Moneda Developments - a Dundalk firm - are planning 234 apartments on the 3.14-hectare site, a former convent that has been left empty since the mid-1990s.

Concerned locals had contacted the Evening Echo in recent days about works on the old convent which is thought to contain at least two burial sites - one of the grave sites for those interned in the Mother and Baby Home is not within the boundary of Moneda's proposed development.

Consultancy firm Coakley O'Neill and Cork City Council have both moved to assure locals that the work is being carried out with respect to the nature of the site.

A spokesperson for Cork City Council said: “Over the past number of months a team of archaeologists have undertaken a phased programme of archaeological works at the site of the former Good Shepherd Convent in Sunday’s Well.

“All of this work was conducted under licences from the Department of Culture, Heritage and the Gaeltacht in conjunction with the National Museum of Ireland, and was carried out as part of a request for further information in relation to a planning application for the proposed re-development of the site.
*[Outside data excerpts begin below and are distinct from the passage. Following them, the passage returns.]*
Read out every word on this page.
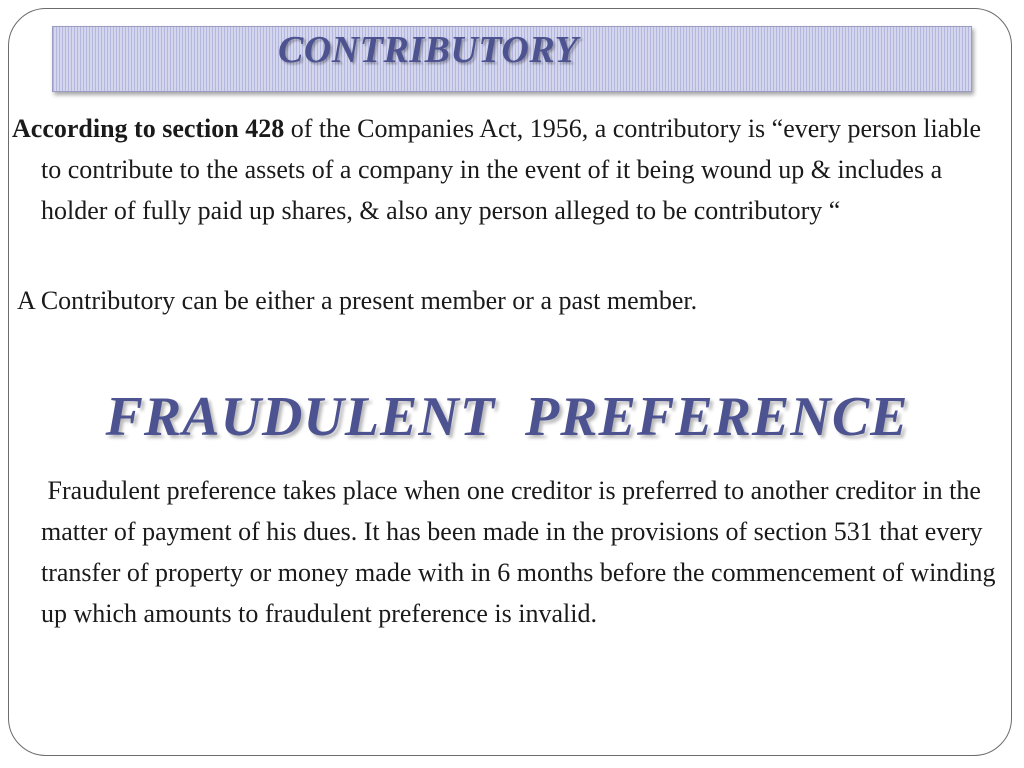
CONTRIBUTORY

According to section 428 of the Companies Act, 1956, a contributory is “every person liable to contribute to the assets of a company in the event of it being wound up & includes a holder of fully paid up shares, & also any person alleged to be contributory “

A Contributory can be either a present member or a past member.

FRAUDULENT  PREFERENCE

Fraudulent preference takes place when one creditor is preferred to another creditor in the matter of payment of his dues. It has been made in the provisions of section 531 that every transfer of property or money made with in 6 months before the commencement of winding up which amounts to fraudulent preference is invalid.
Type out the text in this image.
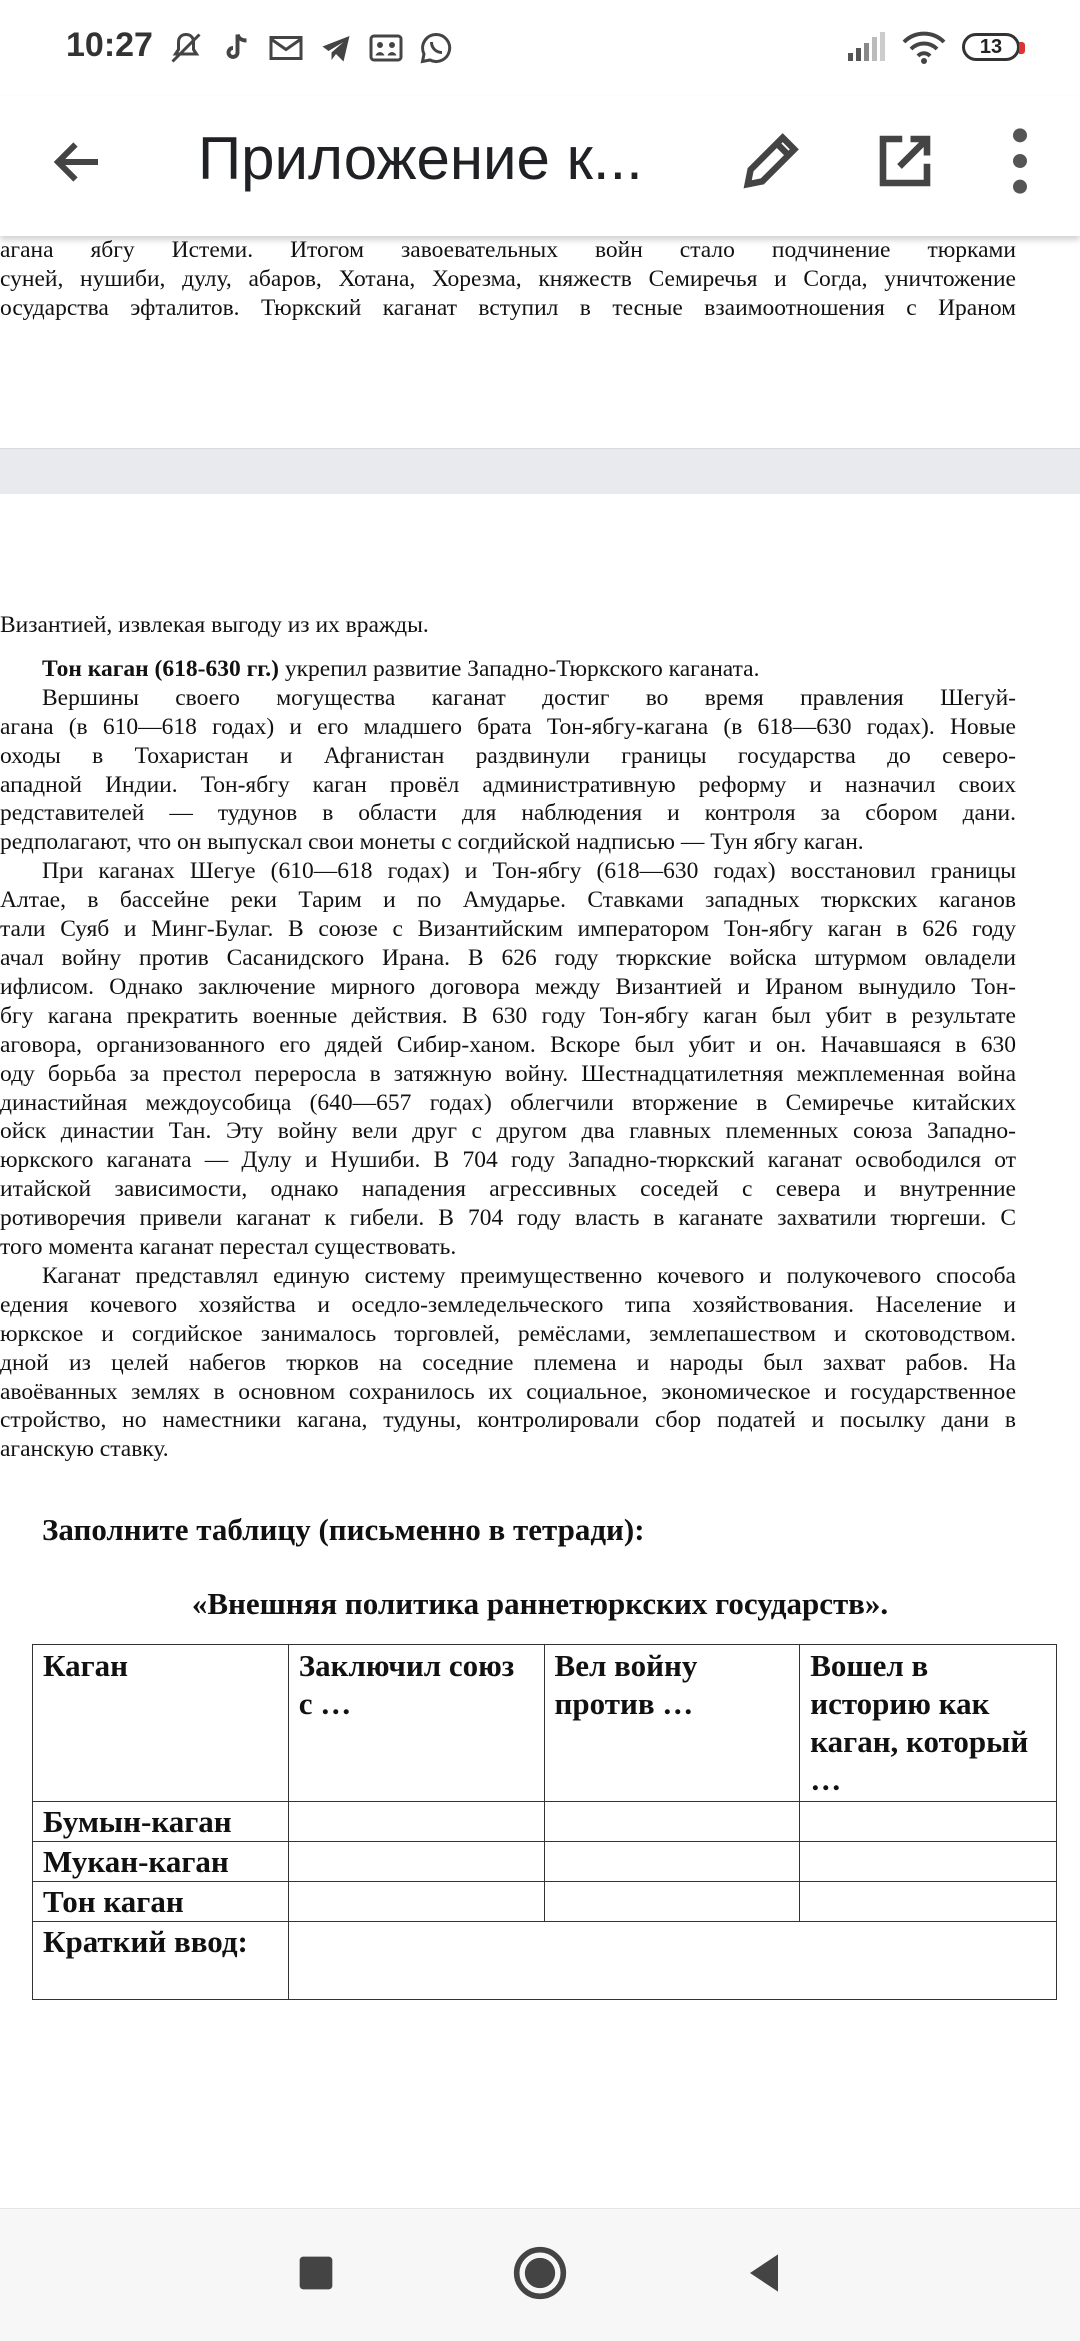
10:27	13
Приложение к...

агана ябгу Истеми. Итогом завоевательных войн стало подчинение тюрками

суней, нушиби, дулу, абаров, Хотана, Хорезма, княжеств Семиречья и Согда, уничтожение

осударства эфталитов. Тюркский каганат вступил в тесные взаимоотношения с Ираном

Византией, извлекая выгоду из их вражды.

Тон каган (618-630 гг.) укрепил развитие Западно-Тюркского каганата.

Вершины своего могущества каганат достиг во время правления Шегуй-

агана (в 610—618 годах) и его младшего брата Тон-ябгу-кагана (в 618—630 годах). Новые

оходы в Тохаристан и Афганистан раздвинули границы государства до северо-

ападной Индии. Тон-ябгу каган провёл административную реформу и назначил своих

редставителей — тудунов в области для наблюдения и контроля за сбором дани.

редполагают, что он выпускал свои монеты с согдийской надписью — Тун ябгу каган.

При каганах Шегуе (610—618 годах) и Тон-ябгу (618—630 годах) восстановил границы

Алтае, в бассейне реки Тарим и по Амударье. Ставками западных тюркских каганов

тали Суяб и Минг-Булаг. В союзе с Византийским императором Тон-ябгу каган в 626 году

ачал войну против Сасанидского Ирана. В 626 году тюркские войска штурмом овладели

ифлисом. Однако заключение мирного договора между Византией и Ираном вынудило Тон-

бгу кагана прекратить военные действия. В 630 году Тон-ябгу каган был убит в результате

аговора, организованного его дядей Сибир-ханом. Вскоре был убит и он. Начавшаяся в 630

оду борьба за престол переросла в затяжную войну. Шестнадцатилетняя межплеменная война

династийная междоусобица (640—657 годах) облегчили вторжение в Семиречье китайских

ойск династии Тан. Эту войну вели друг с другом два главных племенных союза Западно-

юркского каганата — Дулу и Нушиби. В 704 году Западно-тюркский каганат освободился от

итайской зависимости, однако нападения агрессивных соседей с севера и внутренние

ротиворечия привели каганат к гибели. В 704 году власть в каганате захватили тюргеши. С

того момента каганат перестал существовать.

Каганат представлял единую систему преимущественно кочевого и полукочевого способа

едения кочевого хозяйства и оседло-земледельческого типа хозяйствования. Население и

юркское и согдийское занималось торговлей, ремёслами, землепашеством и скотоводством.

дной из целей набегов тюрков на соседние племена и народы был захват рабов. На

авоёванных землях в основном сохранилось их социальное, экономическое и государственное

стройство, но наместники кагана, тудуны, контролировали сбор податей и посылку дани в

аганскую ставку.

Заполните таблицу (письменно в тетради):
«Внешняя политика раннетюркских государств».
Каган	Заключил союз с …	Вел войну против …	Вошел в историю как каган, который …
Бумын-каган			
Мукан-каган			
Тон каган			
Краткий ввод:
“All excavations at the site were monitored by a number of highly experienced archaeological site directors, as well as a specialist osteoarchaeologist,” the spokesperson added.

The first phase of works included the use of GPR techniques to identify where disturbance of the sub-surface terrain had taken place in the past. The results revealed clearly identifiable signatures for agricultural activity – such as cultivation furrows, land clearance and pits - while garden archaeology was also discovered.

This second phase of works was concerned with clarifying the nature of the GPR features, as well as testing of ground which was not suitable for GPR analysis. This work was conducted under a separate licence from the Department and National Museum and was concluded on Monday of this week.

A number of carved architectural elements, such as celtic cross-shaped finials, which were originally on the roof of the convent were also recovered. These have in recent years been spread across the site with demolition rubble from some of the former convent buildings.

A final report on the archaeological works will be completed and made publically available.

Moneda Developments has until January 17 to submit further information on the project to Cork City Council.